The "connection lost" message is something I'm still pondering. If I understand correctly, that is published if connection between the bridge and one(?) of the AirThings is lost (e.g. one of the AirThings ran out of battery). If that's the case, I'd recommend moving that to be a status under the device instead of a global level status. Just because you've lost connection to one device doesn't mean the bridge is malfunctioning nor that all devices have lost the connection. And if one device is down and another one is up and reporting, that status doesn't really tell the client which one is down, just that one or more is down.

So I would create a status or connectionStaus topic under each device and publish ONLINE/OFFLINE (or the messages of your choice) there. Then you can have the global level status just reflect the MQTT connection status, or only publish "connection lost" there if the connection to all the AirThings is lost, though even here I might choose a different topic and leave the status topic strictly reflect the MQTT connection status.

In my case my client is openHAB and I'm able to configure it to monitor the LWT topic and mark the devices as OFFLINE when it sees the OFFLINE message. But it's currently all or nothing because of the shared status topic. If each device had it's own status, I could use that instead to get down to the specific device and only mark that one malfunctioning one as offline. Since battery level isn't reported that can help me more quickly track down which device ran out. Then the bridge and other WavePlus devices would remain online, providing a lot more information.

Drolla commented 1 year ago

In branch "15-lwt-topic-should-be-retained", the status topic has been implemented in the following way:

I like your suggestion that we have multiple status topics, one for the bridge, and one for each connected Airthings devices, as also the way you handle the main status topic. So, this would be the the topic structure and status behavior:

What do you think about these specs, @rkoshak ?

rkoshak commented 1 year ago

So, this would be the the topic structure and status behavior:

I like this approach a lot. It lets us get more detailed information about what's online/offline. I assume all the messages are retained.

It would be a little more work, but looking at the logs the script recognizes when one of the Wave+ devices connections fails and it retries three times (I think that's configurable). Does the script retain that it successfully connected on the previous poll or does each poll start over anew with no prior knowledge of what happened before?

If the former, maybe only publish the online message that first time after connecting/reconnecting successfully. But I suspect the latter in which case publishing ONLINE every time is a nice compromise between adding a bunch of bookkeeping logic to the polling to keep track of when the last time a successful connection was made just so it can know when it needs to publish the online message.

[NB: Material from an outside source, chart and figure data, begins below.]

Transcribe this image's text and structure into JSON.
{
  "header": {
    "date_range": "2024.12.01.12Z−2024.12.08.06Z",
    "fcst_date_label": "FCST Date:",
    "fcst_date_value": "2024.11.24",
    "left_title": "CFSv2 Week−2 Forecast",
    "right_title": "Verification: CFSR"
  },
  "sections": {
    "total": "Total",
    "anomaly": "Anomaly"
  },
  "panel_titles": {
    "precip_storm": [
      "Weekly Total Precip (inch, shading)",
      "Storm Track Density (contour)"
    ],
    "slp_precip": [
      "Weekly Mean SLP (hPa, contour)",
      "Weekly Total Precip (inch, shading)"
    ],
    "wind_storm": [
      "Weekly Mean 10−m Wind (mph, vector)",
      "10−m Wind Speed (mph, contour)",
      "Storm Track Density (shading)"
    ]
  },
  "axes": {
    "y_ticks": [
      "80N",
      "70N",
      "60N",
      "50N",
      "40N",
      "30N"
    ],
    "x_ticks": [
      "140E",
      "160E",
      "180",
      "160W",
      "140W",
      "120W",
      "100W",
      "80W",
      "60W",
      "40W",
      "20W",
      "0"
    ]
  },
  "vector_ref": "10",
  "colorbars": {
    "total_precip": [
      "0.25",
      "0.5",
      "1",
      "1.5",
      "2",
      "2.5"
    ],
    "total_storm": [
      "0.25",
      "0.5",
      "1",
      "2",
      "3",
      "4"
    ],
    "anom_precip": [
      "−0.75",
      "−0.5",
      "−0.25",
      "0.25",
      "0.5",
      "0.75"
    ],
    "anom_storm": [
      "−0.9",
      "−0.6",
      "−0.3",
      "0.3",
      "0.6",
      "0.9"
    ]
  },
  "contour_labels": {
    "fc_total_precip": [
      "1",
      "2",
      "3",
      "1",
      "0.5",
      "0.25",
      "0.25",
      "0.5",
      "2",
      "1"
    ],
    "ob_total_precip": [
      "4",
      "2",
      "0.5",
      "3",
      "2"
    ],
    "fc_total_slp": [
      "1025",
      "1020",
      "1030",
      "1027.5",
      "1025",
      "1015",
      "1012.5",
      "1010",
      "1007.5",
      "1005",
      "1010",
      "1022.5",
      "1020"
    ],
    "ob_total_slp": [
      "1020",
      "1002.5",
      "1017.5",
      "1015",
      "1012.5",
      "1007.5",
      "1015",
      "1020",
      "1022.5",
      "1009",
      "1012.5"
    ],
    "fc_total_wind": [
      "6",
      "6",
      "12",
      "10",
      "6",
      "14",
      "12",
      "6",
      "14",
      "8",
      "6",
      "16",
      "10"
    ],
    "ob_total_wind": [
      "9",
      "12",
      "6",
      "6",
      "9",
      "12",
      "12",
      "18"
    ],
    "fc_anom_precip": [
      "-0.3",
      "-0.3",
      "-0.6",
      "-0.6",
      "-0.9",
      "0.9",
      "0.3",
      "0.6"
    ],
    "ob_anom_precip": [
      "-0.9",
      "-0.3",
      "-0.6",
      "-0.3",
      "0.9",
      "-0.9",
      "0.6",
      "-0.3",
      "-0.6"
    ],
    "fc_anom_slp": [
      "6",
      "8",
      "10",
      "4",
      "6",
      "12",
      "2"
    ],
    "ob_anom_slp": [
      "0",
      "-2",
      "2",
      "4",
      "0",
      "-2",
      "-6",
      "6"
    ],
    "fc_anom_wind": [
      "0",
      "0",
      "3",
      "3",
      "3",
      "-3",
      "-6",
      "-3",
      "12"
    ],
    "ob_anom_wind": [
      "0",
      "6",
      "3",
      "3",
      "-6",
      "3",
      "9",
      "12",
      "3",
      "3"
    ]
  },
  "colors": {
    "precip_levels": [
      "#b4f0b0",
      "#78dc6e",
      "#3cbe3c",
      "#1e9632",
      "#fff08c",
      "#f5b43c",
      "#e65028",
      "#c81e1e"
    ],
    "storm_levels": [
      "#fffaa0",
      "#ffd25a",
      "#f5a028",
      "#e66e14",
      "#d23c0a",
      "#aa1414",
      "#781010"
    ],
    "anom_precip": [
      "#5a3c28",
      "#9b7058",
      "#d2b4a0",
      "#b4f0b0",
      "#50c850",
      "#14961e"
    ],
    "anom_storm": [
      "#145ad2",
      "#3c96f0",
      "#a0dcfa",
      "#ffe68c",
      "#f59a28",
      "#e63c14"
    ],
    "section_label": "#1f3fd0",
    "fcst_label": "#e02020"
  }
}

Drolla commented 1 year ago

Each poll is performed independently. The connection status is not carried over from one poll to the next. So the Airthings device status is set each poll iteration. If the connection could be established and sensor data read, the the status is set to 'Online', otherwise to 'Offline'. The bridge status is just set once the bridge connects to the broker. Any messages (status, sensor data, and publish/update time) are retained. The code has been committed/pushed, using still the branch "15-lwt-topic-should-be-retained".

Drolla commented 1 year ago

The branch with the changes "15-lwt-topic-should-be-retained" has been merged into the master branch. Considering this improvement as completed.

rkoshak commented 1 year ago

Sorry for not getting a chance to test it out before merging it. I've been ill and of course work piled up. Thanks for making the changes! This will make using it much easier going forward.

Drolla commented 1 year ago

Don't worry - I wish you a rapid recovery! I appreciated your support and hope the changes are helpful for some users of this application.